Select a group of symptoms (shape / temperature / extension / surface), indicate the specific symptom, operation, ISO material and type of cooling - the calculator will determine the level of risk, show what to pay attention to first and give step-by-step recommendations based on your situation. When drilling, additionally specify the L/D ratio - depth affects chip removal and the risk of bunching.

Why chips are the main indicator of the process

The chips are the only element that leaves the cutting zone and is visible to the operator in real time. By its shape, color and behavior, you can determine the problem before it leads to defective or broken instruments.

Normal chips are short (C-shaped or “comma”), uniform in color, and flow freely from the cutting zone. Any deviation is a signal: a long tape means that the chipbreaker is not working; blue color indicates overheating; sticking (BUE) indicates improper speed or lack of lubrication; clogged drill grooves are a recipe for failure in the next few seconds.

What influences chip formation

Feed (f / fz). The main parameter of the chipbreaker. Too low a feed produces thin, long chips that do not break - the tool “rubs” instead of cutting. Increasing the feed to the lower end of the recommended range will often solve the problem immediately.

Cutting speed (Vc). Affects the temperature and ductility of the material in the cutting zone. At low Vc, built-up edge (BUE) forms on stainless steel and aluminum - the material “sticks” to the edge. When Vc is too high, the chips turn blue, the edge overheats, and the tool life drops significantly.

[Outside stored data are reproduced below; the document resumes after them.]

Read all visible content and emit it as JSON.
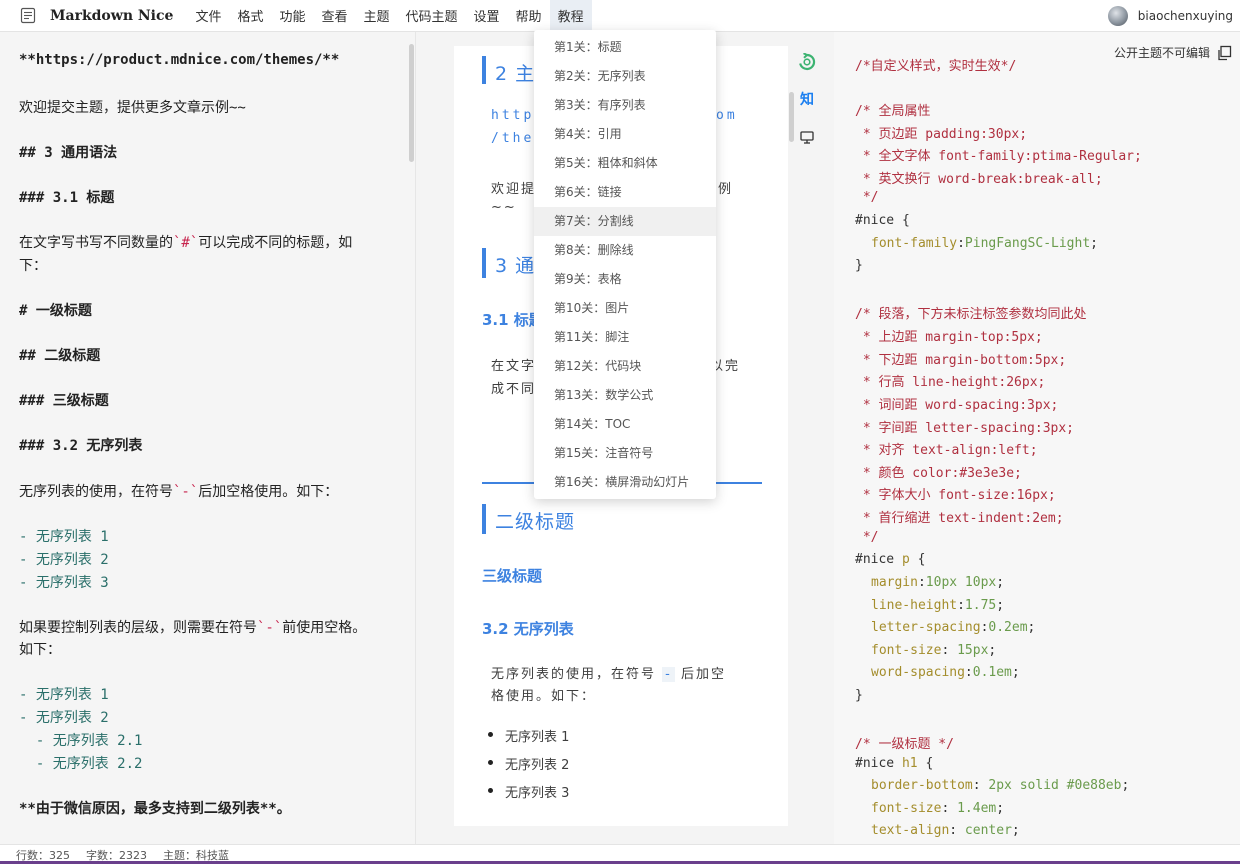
{
  "app": {
    "name": "Markdown Nice"
  },
  "menu": [
    "文件",
    "格式",
    "功能",
    "查看",
    "主题",
    "代码主题",
    "设置",
    "帮助",
    "教程"
  ],
  "user": {
    "name": "biaochenxuying"
  },
  "tutorial_menu": [
    "第1关：标题",
    "第2关：无序列表",
    "第3关：有序列表",
    "第4关：引用",
    "第5关：粗体和斜体",
    "第6关：链接",
    "第7关：分割线",
    "第8关：删除线",
    "第9关：表格",
    "第10关：图片",
    "第11关：脚注",
    "第12关：代码块",
    "第13关：数学公式",
    "第14关：TOC",
    "第15关：注音符号",
    "第16关：横屏滑动幻灯片"
  ],
  "editor": {
    "l1": "**https://product.mdnice.com/themes/**",
    "l2": "欢迎提交主题，提供更多文章示例~~",
    "l3": "## 3 通用语法",
    "l4": "### 3.1 标题",
    "l5a": "在文字写书写不同数量的",
    "l5b": "`#`",
    "l5c": "可以完成不同的标题，如",
    "l6": "下：",
    "l7": "# 一级标题",
    "l8": "## 二级标题",
    "l9": "### 三级标题",
    "l10": "### 3.2 无序列表",
    "l11a": "无序列表的使用，在符号",
    "l11b": "`-`",
    "l11c": "后加空格使用。如下：",
    "l12": "- 无序列表 1",
    "l13": "- 无序列表 2",
    "l14": "- 无序列表 3",
    "l15a": "如果要控制列表的层级，则需要在符号",
    "l15b": "`-`",
    "l15c": "前使用空格。",
    "l16": "如下：",
    "l17": "- 无序列表 1",
    "l18": "- 无序列表 2",
    "l19": "  - 无序列表 2.1",
    "l20": "  - 无序列表 2.2",
    "l21": "**由于微信原因，最多支持到二级列表**。"
  },
  "preview": {
    "h2_top": "2 主",
    "url_a": "https",
    "url_a2": "om",
    "url_b": "/ther",
    "welcome_a": "欢迎提",
    "welcome_a2": "例",
    "welcome_b": "~~",
    "h2_3": "3 通",
    "h3_1": "3.1 标题",
    "text_a": "在文字",
    "text_a2": "以完",
    "text_b": "成不同",
    "h2_level2": "二级标题",
    "h3_level3": "三级标题",
    "h3_32": "3.2 无序列表",
    "list_para_a": "无序列表的使用，在符号",
    "list_para_code": "-",
    "list_para_a2": "后加空",
    "list_para_b": "格使用。如下：",
    "bullets": [
      "无序列表 1",
      "无序列表 2",
      "无序列表 3"
    ]
  },
  "side_tools": {
    "zhihu": "知"
  },
  "css_panel": {
    "public_note": "公开主题不可编辑",
    "c1": "/*自定义样式，实时生效*/",
    "c2": "/* 全局属性",
    "c3": " * 页边距 padding:30px;",
    "c4": " * 全文字体 font-family:ptima-Regular;",
    "c5": " * 英文换行 word-break:break-all;",
    "c6": " */",
    "s1": "#nice {",
    "p1": "font-family",
    "v1": "PingFangSC-Light",
    "close1": "}",
    "c7": "/* 段落，下方未标注标签参数均同此处",
    "c8": " * 上边距 margin-top:5px;",
    "c9": " * 下边距 margin-bottom:5px;",
    "c10": " * 行高 line-height:26px;",
    "c11": " * 词间距 word-spacing:3px;",
    "c12": " * 字间距 letter-spacing:3px;",
    "c13": " * 对齐 text-align:left;",
    "c14": " * 颜色 color:#3e3e3e;",
    "c15": " * 字体大小 font-size:16px;",
    "c16": " * 首行缩进 text-indent:2em;",
    "c17": " */",
    "s2a": "#nice ",
    "s2b": "p",
    "s2c": " {",
    "p2": "margin",
    "v2": "10px 10px",
    "p3": "line-height",
    "v3": "1.75",
    "p4": "letter-spacing",
    "v4": "0.2em",
    "p5": "font-size",
    "v5": " 15px",
    "p6": "word-spacing",
    "v6": "0.1em",
    "close2": "}",
    "c18": "/* 一级标题 */",
    "s3a": "#nice ",
    "s3b": "h1",
    "s3c": " {",
    "p7": "border-bottom",
    "v7": " 2px solid #0e88eb",
    "p8": "font-size",
    "v8": " 1.4em",
    "p9": "text-align",
    "v9": " center"
  },
  "status": {
    "lines": "行数：325",
    "chars": "字数：2323",
    "theme": "主题：科技蓝"
  }
}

Tool geometry. The chipbreaker works in a certain range of ap and f. If the parameters are outside this range, the chipbreaker does not break chips, even if there is one. Sticky materials (Groups M, N) require a sharp geometry with a large rake angle and polished grooves.

Cooling and removal. The coolant performs two functions: it cools the cutting zone and washes away chips. When drilling with L/D > 5 without internal coolant supply (through-tool), the chips do not come out of the hole - bunching and breakage occurs. HPC (high pressure) is critical for deep holes and high temperature alloys.

Workpiece material: Stainless steel (M) and heat-resistant alloys (S) produce viscous, long chips that are prone to sticking. Cast iron (K) - short but abrasive. Aluminum (N) - plastic and “sticky”. Hardened steels (H) - brittle, fine, abrasive. Each group requires its own chip formation strategy.

Hole depth (L/D). When L/D > 8, chip removal becomes the main problem. Coolant pressure, cycle type (G73/G83), chip shape, and condition of the coolant passages determine whether chips will exit the hole or jam the tool.